The “Vero Falso d’Autore” embodies the “seize”, an interpretation of the work of other artists in one's narrative, lies the authentic figure of Vettor Pisani's work since his debut in the Seventies with his first exhibition interpreting Marcel Duchamp’s esoteric work”.
Entering the gallery, Kiessling's light work engages with the space by interweaving the relationship between the outside world and the exhibition through the works of Prytz and Kretschmann.
The work “Schmetterling (Biest)” connects in real time to global lightning events and ideally merges through Kretschmann's work “Glass Work” into Prytz's photo-engraving. The latter seems to reproduce the light flickering effect and mirrors the process of the other's work so it consists of a fragment heliogravure of a photograph created by scrolling an entire photographic roll in a single image, the same procedure made by Kiessling that converges the “butterfly effect” in one point.
The exhibition narrative starts from Kretschmann’s glass sheet as a blank page, it mirrors the gallery space and a story happened there, by so, introducing the resonance of the works with each other.
They complement in the second room the written format, filled with very minute letters on thin transparent paper with Doepfner’s work “But where are you tonight, sweet Mary II” and with the narratives of the works that activate through a sort of alchemy of materials or concepts past experiences in new configurations in the present: an ideology surpassed in the work “Braciere-Colosseo Quadrato” by Topolovac, the bronze cast of the “Calco della Storia” by Diodato, the constellations of aspirin leaking from black holes in Schönfeld's photographic work, the phenomenological painting of both Lergon and Stamkopoulos, the landscape veiled by a smoke bomb in Lachauer's photography, closes Vettor Pisani's “Pietra Filosofale”, suspended in space, towards which all works resurface as an ideal circle, for the essentiality of the process and authoritativeness as well for the conceptual and philosophical connotation of their research aimed at questioning the present.

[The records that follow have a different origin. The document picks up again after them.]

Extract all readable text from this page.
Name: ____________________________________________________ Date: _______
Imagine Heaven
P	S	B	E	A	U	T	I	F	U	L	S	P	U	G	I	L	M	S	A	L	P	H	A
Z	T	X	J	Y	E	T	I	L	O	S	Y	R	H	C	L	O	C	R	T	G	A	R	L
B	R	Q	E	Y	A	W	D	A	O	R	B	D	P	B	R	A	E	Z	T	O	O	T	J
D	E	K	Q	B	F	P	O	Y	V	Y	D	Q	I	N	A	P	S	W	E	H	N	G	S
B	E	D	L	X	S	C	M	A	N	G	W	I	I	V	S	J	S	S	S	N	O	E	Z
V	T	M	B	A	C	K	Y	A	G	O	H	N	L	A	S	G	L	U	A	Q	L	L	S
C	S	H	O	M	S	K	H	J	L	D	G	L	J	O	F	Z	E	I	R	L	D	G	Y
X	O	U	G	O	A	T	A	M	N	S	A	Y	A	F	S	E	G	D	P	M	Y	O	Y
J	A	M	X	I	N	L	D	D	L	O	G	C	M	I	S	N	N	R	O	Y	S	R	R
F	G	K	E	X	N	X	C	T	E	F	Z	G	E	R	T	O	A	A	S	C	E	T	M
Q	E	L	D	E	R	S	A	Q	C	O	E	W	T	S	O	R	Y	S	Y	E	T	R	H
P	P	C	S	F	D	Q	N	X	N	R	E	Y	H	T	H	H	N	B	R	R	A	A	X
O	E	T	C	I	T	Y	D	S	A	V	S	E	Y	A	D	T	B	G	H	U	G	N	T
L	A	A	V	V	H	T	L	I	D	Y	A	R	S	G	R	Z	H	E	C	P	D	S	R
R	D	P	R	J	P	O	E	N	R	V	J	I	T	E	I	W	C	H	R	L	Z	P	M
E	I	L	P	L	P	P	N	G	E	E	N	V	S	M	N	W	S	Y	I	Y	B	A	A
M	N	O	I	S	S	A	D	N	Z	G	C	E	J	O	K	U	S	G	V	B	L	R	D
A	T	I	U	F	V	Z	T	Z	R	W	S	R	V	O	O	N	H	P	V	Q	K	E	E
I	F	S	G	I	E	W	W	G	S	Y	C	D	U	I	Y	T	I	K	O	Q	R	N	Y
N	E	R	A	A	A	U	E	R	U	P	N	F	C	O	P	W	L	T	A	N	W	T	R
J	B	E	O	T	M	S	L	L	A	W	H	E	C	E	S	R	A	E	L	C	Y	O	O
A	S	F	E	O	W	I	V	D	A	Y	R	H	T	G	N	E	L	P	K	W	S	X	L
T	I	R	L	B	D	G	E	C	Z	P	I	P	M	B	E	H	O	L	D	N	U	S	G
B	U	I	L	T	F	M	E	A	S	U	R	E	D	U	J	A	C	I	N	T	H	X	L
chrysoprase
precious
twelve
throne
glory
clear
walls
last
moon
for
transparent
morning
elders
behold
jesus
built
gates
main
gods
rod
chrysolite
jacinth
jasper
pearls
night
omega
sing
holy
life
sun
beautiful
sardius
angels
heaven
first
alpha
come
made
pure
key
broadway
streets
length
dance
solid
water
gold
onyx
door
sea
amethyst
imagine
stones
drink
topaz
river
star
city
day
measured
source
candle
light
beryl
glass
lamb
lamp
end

The narrative is a dialogue of the artist's works and thoughts with the surroundings, triggering an osmosis between life, art and their searched dimensions.
The distinct characteristic of this conceptual and narrative art is to identify the object in the making process, overcoming its traditional dichotomy of the object with the subject.

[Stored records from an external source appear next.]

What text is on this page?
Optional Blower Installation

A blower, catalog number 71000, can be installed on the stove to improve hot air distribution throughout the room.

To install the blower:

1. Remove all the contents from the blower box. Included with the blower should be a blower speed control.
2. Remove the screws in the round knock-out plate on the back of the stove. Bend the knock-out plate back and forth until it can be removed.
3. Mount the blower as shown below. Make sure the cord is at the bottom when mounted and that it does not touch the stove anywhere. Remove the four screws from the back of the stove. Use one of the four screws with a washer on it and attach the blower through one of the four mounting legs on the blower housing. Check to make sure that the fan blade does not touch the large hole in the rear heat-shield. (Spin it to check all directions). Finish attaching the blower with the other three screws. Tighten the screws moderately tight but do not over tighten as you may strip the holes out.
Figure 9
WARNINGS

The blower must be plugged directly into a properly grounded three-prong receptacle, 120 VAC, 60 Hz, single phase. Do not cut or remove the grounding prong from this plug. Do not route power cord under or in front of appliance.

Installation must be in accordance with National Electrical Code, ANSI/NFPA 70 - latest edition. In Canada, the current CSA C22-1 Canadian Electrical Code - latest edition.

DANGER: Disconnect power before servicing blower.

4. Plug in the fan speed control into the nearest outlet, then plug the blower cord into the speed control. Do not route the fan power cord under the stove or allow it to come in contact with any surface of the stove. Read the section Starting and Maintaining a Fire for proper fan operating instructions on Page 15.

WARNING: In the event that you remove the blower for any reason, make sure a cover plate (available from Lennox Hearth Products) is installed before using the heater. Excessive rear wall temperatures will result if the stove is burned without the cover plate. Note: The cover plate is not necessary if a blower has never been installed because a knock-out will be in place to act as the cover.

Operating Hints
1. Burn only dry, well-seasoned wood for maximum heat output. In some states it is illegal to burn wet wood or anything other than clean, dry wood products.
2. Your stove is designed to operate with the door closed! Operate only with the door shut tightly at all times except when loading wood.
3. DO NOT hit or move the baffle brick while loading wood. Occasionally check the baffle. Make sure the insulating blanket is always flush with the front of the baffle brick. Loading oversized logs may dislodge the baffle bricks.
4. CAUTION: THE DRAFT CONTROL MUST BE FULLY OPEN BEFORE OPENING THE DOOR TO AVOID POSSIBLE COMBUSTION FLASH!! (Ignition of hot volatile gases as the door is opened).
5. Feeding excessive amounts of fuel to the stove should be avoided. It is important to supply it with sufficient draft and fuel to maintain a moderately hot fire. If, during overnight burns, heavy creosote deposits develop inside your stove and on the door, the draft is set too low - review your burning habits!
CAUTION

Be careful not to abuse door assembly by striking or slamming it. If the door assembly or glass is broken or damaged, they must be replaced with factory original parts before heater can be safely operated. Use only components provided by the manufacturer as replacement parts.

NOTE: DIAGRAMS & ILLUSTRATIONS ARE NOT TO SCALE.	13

The artist and the viewer are involved in the same position, which devolves into a singular interpretation.
In conceptual art starting from the 1960s and 1970s, experimental practices with the written word gave rise to body performances according to the proportion word: page = action: reality (Mario Diacono, “Vito Acconci. Dal testo-azione al corpo come testo”, 1975).

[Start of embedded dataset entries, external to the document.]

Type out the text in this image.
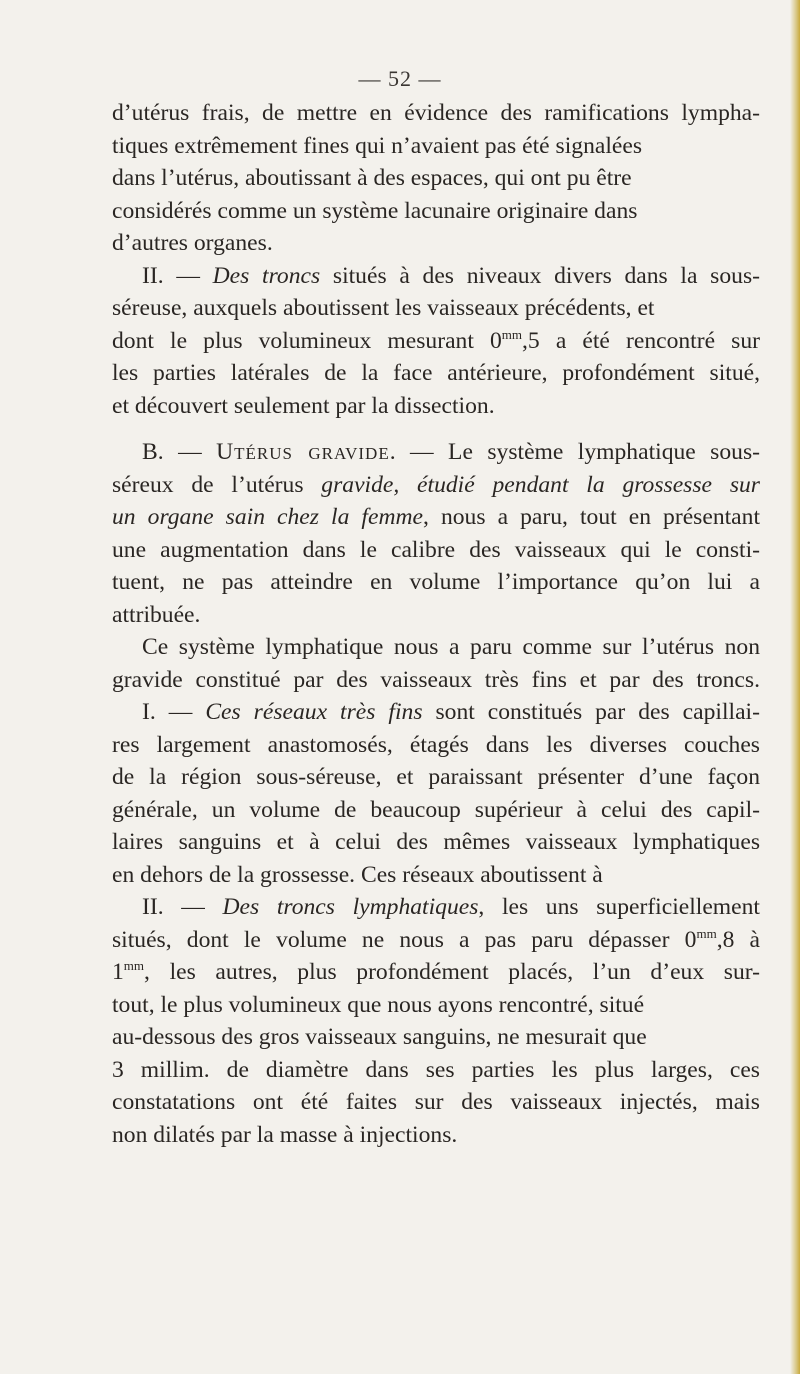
— 52 —
d’utérus frais, de mettre en évidence des ramifications lympha-
tiques extrêmement fines qui n’avaient pas été signalées
dans l’utérus, aboutissant à des espaces, qui ont pu être
considérés comme un système lacunaire originaire dans
d’autres organes.
II. — Des troncs situés à des niveaux divers dans la sous-
séreuse, auxquels aboutissent les vaisseaux précédents, et
dont le plus volumineux mesurant $0^{mm},5$ a été rencontré sur
les parties latérales de la face antérieure, profondément situé,
et découvert seulement par la dissection.
B. — Utérus gravide. — Le système lymphatique sous-
séreux de l’utérus gravide, étudié pendant la grossesse sur
un organe sain chez la femme, nous a paru, tout en présentant
une augmentation dans le calibre des vaisseaux qui le consti-
tuent, ne pas atteindre en volume l’importance qu’on lui a
attribuée.
Ce système lymphatique nous a paru comme sur l’utérus non
gravide constitué par des vaisseaux très fins et par des troncs.
I. — Ces réseaux très fins sont constitués par des capillai-
res largement anastomosés, étagés dans les diverses couches
de la région sous-séreuse, et paraissant présenter d’une façon
générale, un volume de beaucoup supérieur à celui des capil-
laires sanguins et à celui des mêmes vaisseaux lymphatiques
en dehors de la grossesse. Ces réseaux aboutissent à
II. — Des troncs lymphatiques, les uns superficiellement
situés, dont le volume ne nous a pas paru dépasser $0^{mm},8$ à
$1^{mm}$, les autres, plus profondément placés, l’un d’eux sur-
tout, le plus volumineux que nous ayons rencontré, situé
au-dessous des gros vaisseaux sanguins, ne mesurait que
3 millim. de diamètre dans ses parties les plus larges, ces
constatations ont été faites sur des vaisseaux injectés, mais
non dilatés par la masse à injections.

In the traced path of the displayed works, this specific passage can be found in the work of Baldo Diodato, in the idea that it could be practicable and habitable ("Cubi Scomponibili", 1967) and realised by the viewer who walks in the "space-time" of the work (“Sculture Viventi”, 1974).
At the same time, in Italy in the Seventies conceptual art was pervaded with a critical and prophetic climate through artists such as Vettor Pisani and Gino De Dominicis (“Lo Scorrevole” by Vettor Pisani, “Gino De Dominicis vi guarda”, Documenta Kassel 1972 ).
Today, the contemporary conceptual research displayed in the exhibition, in their inter- and multi-disciplinary nature, develops the narrative element through a more integrated relationship between language, media and contexts that could convey complex themes into society.
Getting in touch with other languages - among these are those of science, anthropology, archaeology and philosophy - art involves the whole of human existence and its meaning in a relational sight.
To sum up, the overall exhibition narrative aims to highlight a perpetual new form of society languages that redefine the borders of representativeness through conceptual functioning, forging both the individual and the world.